Anti-dilution protection is a set of provisions that you can include in your governing document (articles or certificate of incorporation) that are designed to protect equity investors in the case of a reduction in the price of your stock.

Before we talk about anti-dilution protection, we first need to talk about conversion rights.  Conversion rights are the right of your preferred investors to convert their preferred stock to common stock.  Why would they want to do this?  When the company is sold, the buyer generally will want to buy common stock, so at that time, preferred shareholders would convert to common in order to receive their share of the proceeds of the sale of the company.

When you offer preferred stock to investors, they often come with the right to convert the preferred stock to common stock on a 1:1 basis.  So, if an investor has 100,000 shares of preferred stock, they can convert those shares to 100,000 shares of common stock.

Anti-dilution protection is a mechanism that changes that ratio in the case of a decrease in the value of the preferred stock.
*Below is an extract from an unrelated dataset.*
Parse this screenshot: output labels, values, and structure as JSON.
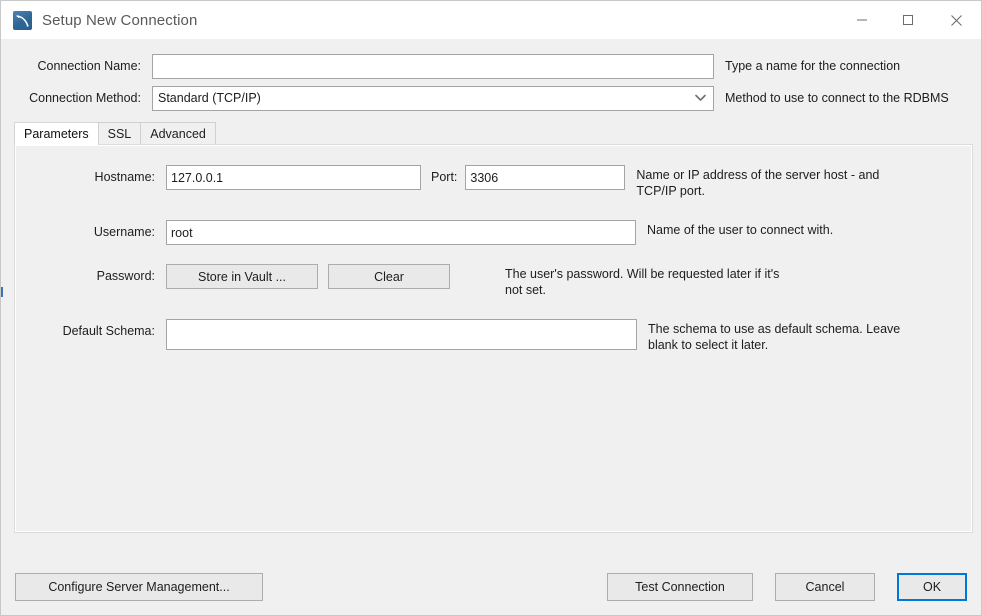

There are different formulas that can be used to adjust the ratio.  A very commonly used formula is called the Weighted Average method.  The following formula is used to provide an adjusted number of shares that one share of preferred stock converts into, with the idea that one share of preferred stock will convert into more than one share of common stock as a way to protect the early investors from losing all of the value of their initial investment:

CP2 = CP1 x (A+B) / (A+C)

Where:

CP2    =     Conversion price immediately after new issue

CP1    =     Conversion price immediately before new issue

A        =     Number of shares of common stock outstanding immediately before new issue

B        =     Total consideration received by company with respect to new issue divided by CP1

C        =     Number of new shares of stock issued

Here is an example to illustrate how this works:

When you first start your company, you issue 2 million common shares to the founders.  Then, let’s say you raise $500,000 from investors by offering preferred stock at $1 per share.  One year later, you raise $1,000,000 at $0.80 per share (meaning you sell 1,250,000 shares).

CP1 = $1

A = 2,000,000

B = $1,000,000/$1 = $1,000,000

C = 1,250,000

So, the new conversion price =

1 x (2,000,000 + 1,000,000)/(2,000,000 + 1,250,000) =

1 x (3,000,000/3,250,000) = $0.92

This means that the first preferred stock investors now convert into 1.09 shares of common stock ($1.0 /$0.92 = 1.09).

So, if the company is sold and those investors convert into common, they will get a larger share of the total proceeds from the sale than they would have if there were no anti-dilution protections.

Should you offer this protection to your preferred equity investors?

If you think it is likely that you may sell your company someday and the proceeds from the sale will be an important component of how your investors will be compensated, anti-dilution protection is a nice way to provide some protection to your early investors.  More sophisticated investors might insist on it.

On the other hand, these provisions can be rather complicated and require you to keep track of conversion ratios that might change if you raise more than one round of equity funding.  If you don’t foresee a sale of your company, it could make more sense to leave out provisions related to conversion of preferred stock to common altogether.